Sur le plan politique, les situations de crise grave amènent presque toujours un gouvernement autoritaire.
Sur le plan des ressources géologiques (sable, pétrole, etc.), on en est à remplacer celles qui font défaut par d’autres, moins facilement disponibles. Nous sommes là encore dans l’illusion que tout va bien.
L’image des douelles d’un tonneau montre que la quantité de liquide dans ce récipient sera fonction de la plus basse des douelles. Laquelle va baisser drastiquement en premier ? L’eau potable, l’air respirable, la terre cultivable ? Une des lois de la Nature est qu’un nombre d’individus sur une surface donnée est fonction de ce que peut produire cette surface.
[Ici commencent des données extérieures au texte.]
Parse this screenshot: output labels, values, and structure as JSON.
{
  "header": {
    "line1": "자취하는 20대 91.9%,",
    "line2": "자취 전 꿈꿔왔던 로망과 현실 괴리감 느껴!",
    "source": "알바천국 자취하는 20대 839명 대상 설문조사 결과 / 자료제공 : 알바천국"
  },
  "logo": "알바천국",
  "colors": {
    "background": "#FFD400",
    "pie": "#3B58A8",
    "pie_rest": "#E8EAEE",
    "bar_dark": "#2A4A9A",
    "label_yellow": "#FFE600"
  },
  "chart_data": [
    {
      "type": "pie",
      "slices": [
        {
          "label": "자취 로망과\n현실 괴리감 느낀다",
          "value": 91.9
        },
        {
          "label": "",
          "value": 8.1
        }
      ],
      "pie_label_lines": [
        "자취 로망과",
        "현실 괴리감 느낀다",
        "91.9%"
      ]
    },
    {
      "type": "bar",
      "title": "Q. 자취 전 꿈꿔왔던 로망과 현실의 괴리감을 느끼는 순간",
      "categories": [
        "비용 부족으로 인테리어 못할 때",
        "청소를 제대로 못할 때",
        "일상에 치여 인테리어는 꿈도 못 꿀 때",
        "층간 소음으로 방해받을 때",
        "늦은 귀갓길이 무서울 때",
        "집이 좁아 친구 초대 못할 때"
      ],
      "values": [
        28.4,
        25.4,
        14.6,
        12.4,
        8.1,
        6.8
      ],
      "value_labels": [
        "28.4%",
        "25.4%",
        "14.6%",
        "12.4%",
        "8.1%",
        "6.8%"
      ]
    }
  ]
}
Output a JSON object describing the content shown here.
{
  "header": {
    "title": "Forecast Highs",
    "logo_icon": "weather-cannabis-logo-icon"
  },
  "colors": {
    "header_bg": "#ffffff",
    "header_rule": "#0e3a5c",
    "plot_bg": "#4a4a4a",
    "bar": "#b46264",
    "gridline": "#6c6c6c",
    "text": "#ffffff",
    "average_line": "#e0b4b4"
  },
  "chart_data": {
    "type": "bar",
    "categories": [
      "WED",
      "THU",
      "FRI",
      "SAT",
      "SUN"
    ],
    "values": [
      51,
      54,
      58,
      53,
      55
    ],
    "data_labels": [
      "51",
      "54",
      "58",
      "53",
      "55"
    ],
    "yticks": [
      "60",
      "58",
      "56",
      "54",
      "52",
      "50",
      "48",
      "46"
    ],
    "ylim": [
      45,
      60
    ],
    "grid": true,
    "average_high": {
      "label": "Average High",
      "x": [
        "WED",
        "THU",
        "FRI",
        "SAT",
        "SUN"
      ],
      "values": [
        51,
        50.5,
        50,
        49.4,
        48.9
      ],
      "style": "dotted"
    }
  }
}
Il suffit de regarder autour de nous pour voir que nous sommes clairement dans l’effondrement global: écologique, économique et politique. Cependant cet effondrement suit plusieurs courbes, à mon avis. Autant la biodiversité s’appauvrit de manière régulière, voire exponentielle, autant le système sociétal reste relativement stable, du moins en apparence, parce qu’il se vide progressivement de la solidarité entre ses membres qui est la base de toute association humaine. La culture, l’éducation, la justice, la santé sont en difficulté et de moins en moins en capacité de rendre les services attendus. La confiance là aussi s’amenuise et sans confiance, pas d’équilibre. La courbe ici garde la forme d’un plateau, ce qui annoncerait une chute brutale mais pour moi, c’est plutôt un escalier. Nous n’avons plus la « vie d’avant » et nous ne la retrouverons pas. Il y aura d’autres crises, d’autres pandémies, d’autres manque de matières premières, d’autres marches.